Monday, Jan. 24, 1994
Magic From a Wizard's Brew
By Guy Garcia
Despite its macabre name, Dead Can Dance is not a satanic disco band. And while there is plenty of dark magic on Into the Labyrinth, there are no banshee vocals or pounding beats. Instead, Dead Can Dance taps the ecstatic power of Middle Eastern devotional music, Gregorian chant and Celtic canticle to forge a mesmerizing sound that seems to transcend centuries and cultures. Pulsing with primal rhythms, layered keyboards and ululating vocals, this is World Beat music with a mystical edge.
Dead Can Dance consists of Brendan Perry and Lisa Gerrard, who teamed up 12 years and six albums ago. Theirs is an unusual collaboration. Perry lives in Ireland, Gerrard in Australia; the two trade letters and tapes before going into the studio. "We make records because we still have a lot of demons to exorcise," explains Perry. On The Wind That Shakes the Barley, an 18th century Irish song written to commemorate an uprising against the British, Gerrard's echoing a cappella is like a cold wind blowing over unmarked graves. Yulunga (Spirit Dance) begins with ominous droning and then, adding drums, shakers and Gerrard's serpentine singing, builds until its swirling patterns evoke the hypnotic gyrations of a belly dancer. The North African mood of The Spider's Stratagem is embellished by sinuous webs of violins, drifting voices and pattering percussion.
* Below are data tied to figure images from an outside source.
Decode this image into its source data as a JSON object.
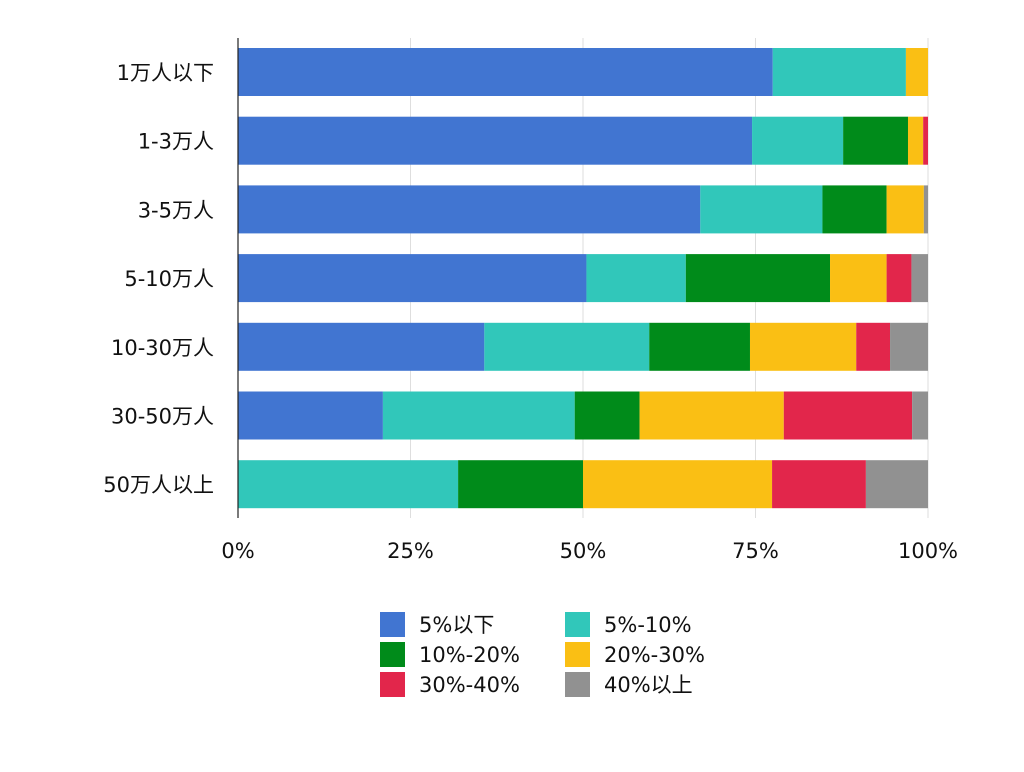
{
  "chart_data": {
    "type": "bar",
    "orientation": "horizontal",
    "stacked": true,
    "normalized": true,
    "categories": [
      "1万人以下",
      "1-3万人",
      "3-5万人",
      "5-10万人",
      "10-30万人",
      "30-50万人",
      "50万人以上"
    ],
    "series": [
      {
        "name": "5%以下",
        "color": "#4175D1",
        "values": [
          77.5,
          74.5,
          67.0,
          50.5,
          35.7,
          21.0,
          0
        ]
      },
      {
        "name": "5%-10%",
        "color": "#31C7BA",
        "values": [
          19.3,
          13.2,
          17.7,
          14.4,
          23.9,
          27.8,
          31.9
        ]
      },
      {
        "name": "10%-20%",
        "color": "#008B1A",
        "values": [
          0,
          9.4,
          9.3,
          20.9,
          14.6,
          9.4,
          18.1
        ]
      },
      {
        "name": "20%-30%",
        "color": "#FABF14",
        "values": [
          3.2,
          2.2,
          5.4,
          8.2,
          15.4,
          20.9,
          27.4
        ]
      },
      {
        "name": "30%-40%",
        "color": "#E2264B",
        "values": [
          0,
          0.7,
          0,
          3.6,
          4.9,
          18.6,
          13.6
        ]
      },
      {
        "name": "40%以上",
        "color": "#919191",
        "values": [
          0,
          0,
          0.6,
          2.4,
          5.5,
          2.3,
          9.0
        ]
      }
    ],
    "xlim": [
      0,
      100
    ],
    "xticks": [
      "0%",
      "25%",
      "50%",
      "75%",
      "100%"
    ],
    "grid": true,
    "legend_position": "bottom"
  }
}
Perry and Gerrard decided to call their duo Dead Can Dance when they saw a ritual mask from New Guinea. Says Perry: "The mask, though once a living part of a tree, is dead. Nevertheless, it has, through the artistry of its maker, been imbued with a life force of its own." Into the Labyrinth does not always carry so powerful a thrust, but its exotic elements fuse and cast a spell of breathless gravity.